Gastric physiology and its neurohormonal regulation are altered in obesity. Higher BMI has been associated with greater fasting gastric volume and accelerated gastric emptying of solids and liquids. Obesity has been found to be a risk factor for erosive gastritis and gastric and duodenal ulcers. Obesity is considered a pro inflammatory and pro carcinogenic and is recognized as an important risk factor for cancer, including gastric cancer.

Small intestine:

The prevalence of diarrhea in obese individuals is higher compared with normal weight controls. This is thought to be related to several mechanisms including bile acid diarrhea, accelerated colonic transit, increased mucosal permeability or intestinal inflammation. Medications used by obese individuals such as Metformin for diabetes or polycystic ovary syndrome also may cause diarrhea.

Colon and rectum:

Obesity is associated with a higher risk of developing diverticulosis. Several studies have documented an increased prevalence of adenomatous polyps with elevated BMI. Similarly, obesity is associated with an increased risk of adenoma recurrence.

Liver:

Nonalcoholic Fatty Liver Disease has become the most prevalent chronic liver disease in the United States and the most frequent cause of increased transaminase levels (liver enzymes).
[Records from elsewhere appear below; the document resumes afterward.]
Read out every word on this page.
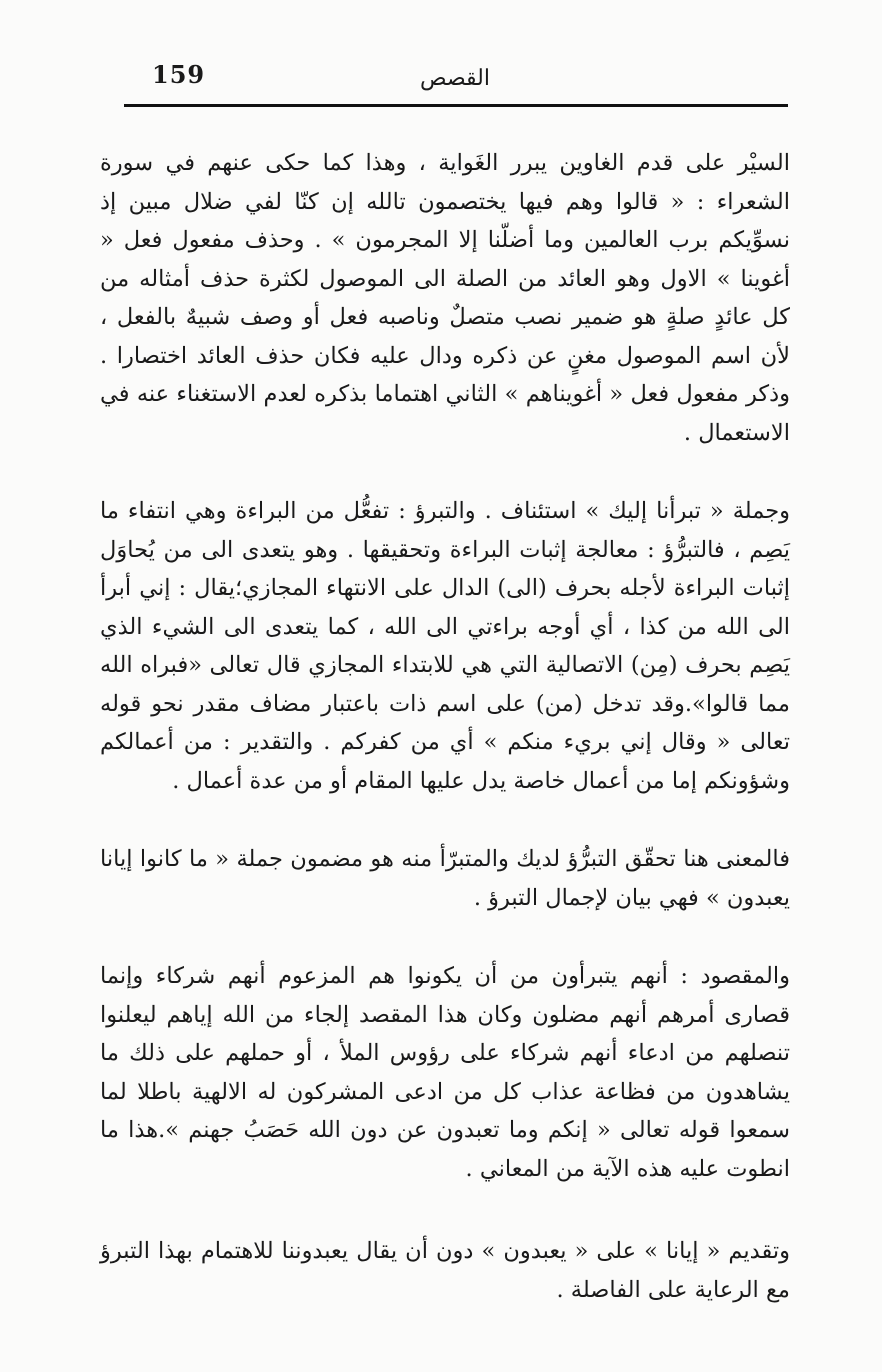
159	القصص

السيْر على قدم الغاوين يبرر الغَواية ، وهذا كما حكى عنهم في سورة الشعراء : « قالوا وهم فيها يختصمون تالله إن كنّا لفي ضلال مبين إذ نسوِّيكم برب العالمين وما أضلّنا إلا المجرمون » . وحذف مفعول فعل « أغوينا » الاول وهو العائد من الصلة الى الموصول لكثرة حذف أمثاله من كل عائدٍ صلةٍ هو ضمير نصب متصلٌ وناصبه فعل أو وصف شبيهٌ بالفعل ، لأن اسم الموصول مغنٍ عن ذكره ودال عليه فكان حذف العائد اختصارا . وذكر مفعول فعل « أغويناهم » الثاني اهتماما بذكره لعدم الاستغناء عنه في الاستعمال .

وجملة « تبرأنا إليك » استئناف . والتبرؤ : تفعُّل من البراءة وهي انتفاء ما يَصِم ، فالتبرُّؤ : معالجة إثبات البراءة وتحقيقها . وهو يتعدى الى من يُحاوَل إثبات البراءة لأجله بحرف (الى) الدال على الانتهاء المجازي؛يقال : إني أبرأ الى الله من كذا ، أي أوجه براءتي الى الله ، كما يتعدى الى الشيء الذي يَصِم بحرف (مِن) الاتصالية التي هي للابتداء المجازي قال تعالى «فبراه الله مما قالوا».وقد تدخل (من) على اسم ذات باعتبار مضاف مقدر نحو قوله تعالى « وقال إني بريء منكم » أي من كفركم . والتقدير : من أعمالكم وشؤونكم إما من أعمال خاصة يدل عليها المقام أو من عدة أعمال .

فالمعنى هنا تحقّق التبرُّؤ لديك والمتبرّأ منه هو مضمون جملة « ما كانوا إيانا يعبدون » فهي بيان لإجمال التبرؤ .

والمقصود : أنهم يتبرأون من أن يكونوا هم المزعوم أنهم شركاء وإنما قصارى أمرهم أنهم مضلون وكان هذا المقصد إلجاء من الله إياهم ليعلنوا تنصلهم من ادعاء أنهم شركاء على رؤوس الملأ ، أو حملهم على ذلك ما يشاهدون من فظاعة عذاب كل من ادعى المشركون له الالهية باطلا لما سمعوا قوله تعالى « إنكم وما تعبدون عن دون الله حَصَبُ جهنم ».هذا ما انطوت عليه هذه الآية من المعاني .

وتقديم « إيانا » على « يعبدون » دون أن يقال يعبدوننا للاهتمام بهذا التبرؤ مع الرعاية على الفاصلة .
Patients with NAFLD are at risk of progressive fibrosis and eventual cirrhosis. NAFLD confers increased risk of cardiovascular mortality and hepatocellular carcinoma.

Gallbladder:

Obesity has been well recognized for its strong association with gallstone disease, including cholelithiasis, cholecystitis, and cholesterolosis. Cholesterolosis is characterized by the accumulation of lipids in the mucosa of the gallbladder wall. It is a benign condition that is usually diagnosed incidentally during cholecystectomy or on ultrasonography.

Pancreas:

Obesity and fat infiltration of the pancreas play a significant role in the endocrine pancreatic dysfunction that leads to the development of type 2 diabetes mellitus. Obesity is associated with more severe acute pancreatitis. Meta-analyses have reported an association between BMI and adenocarcinoma of the pancreas.